La presencia del Presidente Gabriel Boric en el terreno donde se levantará el futuro recinto, junto con sus declaraciones, apuntan a una verdad incómoda que el país ha preferido ignorar durante mucho tiempo: la ausencia de infraestructura sanitaria, educativa y habitacional en las zonas extremas no se debe a falta de demanda, sino a una carencia de voluntad política para construir las condiciones que permitan que esa demanda exista. No hay sala de diálisis porque nunca se instaló una. No nacen niños en Porvenir porque no hay maternidad. No se crean servicios permanentes porque es más fácil derivar pacientes o enviar rondas esporádicas que comprometer recursos reales en infraestructura estable.
La lógica del huevo o la gallina que planteó el Mandatario refleja precisamente ese círculo vicioso que ha mantenido a los territorios aislados en un estado de carencia permanente. Mientras no existan servicios, las estadísticas seguirán mostrando necesidades reducidas; y mientras las necesidades parezcan pequeñas, se seguirá justificando no invertir. Este razonamiento -alimentado por visiones centralistas y prejuicios sobre la vida en zonas extremas- ha frenado proyectos indispensables para comunidades que tienen los mismos derechos que cualquier ciudadano del país.
Por eso, la construcción del Centro de Rehabilitación en Puerto Williams trasciende su valor clínico, social o simbólico. Representa un cambio de paradigma. Implica entender que el Estado no puede seguir evaluando la pertinencia de una obra en función del número de beneficiarios inmediatos, sino de la dignidad y el derecho a acceder a servicios básicos sin tener que cruzar el estrecho de Magallanes o esperar semanas por una atención.
La inversión de más de $3.600 millones y la proyección de beneficiar a 177 personas no deben leerse como un gasto desproporcionado, sino como una afirmación de ciudadanía, pues los habitantes de Puerto Williams existen, importan y merecen ser atendidos en su propio territorio. El hecho de que con esta obra las cuatro capitales provinciales de la región finalmente cuenten con un centro de rehabilitación es un logro colectivo y una señal de que es posible avanzar cuando el Estado asume su responsabilidad.

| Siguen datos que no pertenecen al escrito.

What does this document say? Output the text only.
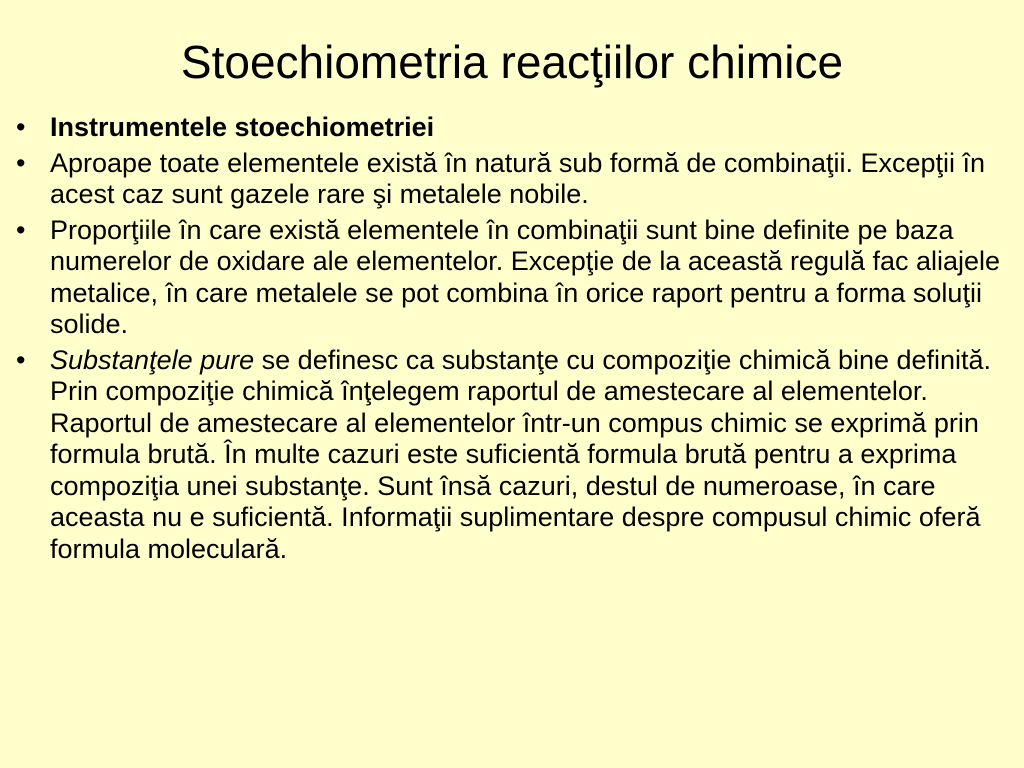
Stoechiometria reacţiilor chimice
• Instrumentele stoechiometriei
• Aproape toate elementele există în natură sub formă de combinaţii. Excepţii în acest caz sunt gazele rare şi metalele nobile.
• Proporţiile în care există elementele în combinaţii sunt bine definite pe baza numerelor de oxidare ale elementelor. Excepţie de la această regulă fac aliajele metalice, în care metalele se pot combina în orice raport pentru a forma soluţii solide.
• Substanţele pure se definesc ca substanţe cu compoziţie chimică bine definită. Prin compoziţie chimică înţelegem raportul de amestecare al elementelor. Raportul de amestecare al elementelor într-un compus chimic se exprimă prin formula brută. În multe cazuri este suficientă formula brută pentru a exprima compoziţia unei substanţe. Sunt însă cazuri, destul de numeroase, în care aceasta nu e suficientă. Informaţii suplimentare despre compusul chimic oferă formula moleculară.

La comunidad recibió al Presidente con cartas, peticiones y esperanza. No es casual. Las localidades como Puerto Williams se han acostumbrado a exigir lo básico, a esperar años por soluciones que en otras regiones se resuelven en cuestión de meses. Este centro, con boxes de atención, piscina terapéutica y espacios adecuados para profesionales, responde a una demanda sentida, pero también abre una expectativa: que esta no sea la excepción, sino el comienzo de una política real de presencia estatal en los territorios apartados.
Si el país quiere que sus zonas extremas se desarrollen, permanezcan habitadas y proyecten futuro, debe abandonar de una vez por todas los argumentos que reducen las inversiones a un cálculo utilitario. La pregunta nunca debió ser cuántos se dializan o cuántos nacen, sino cuántos deberían tener el derecho de hacerlo en su propia tierra.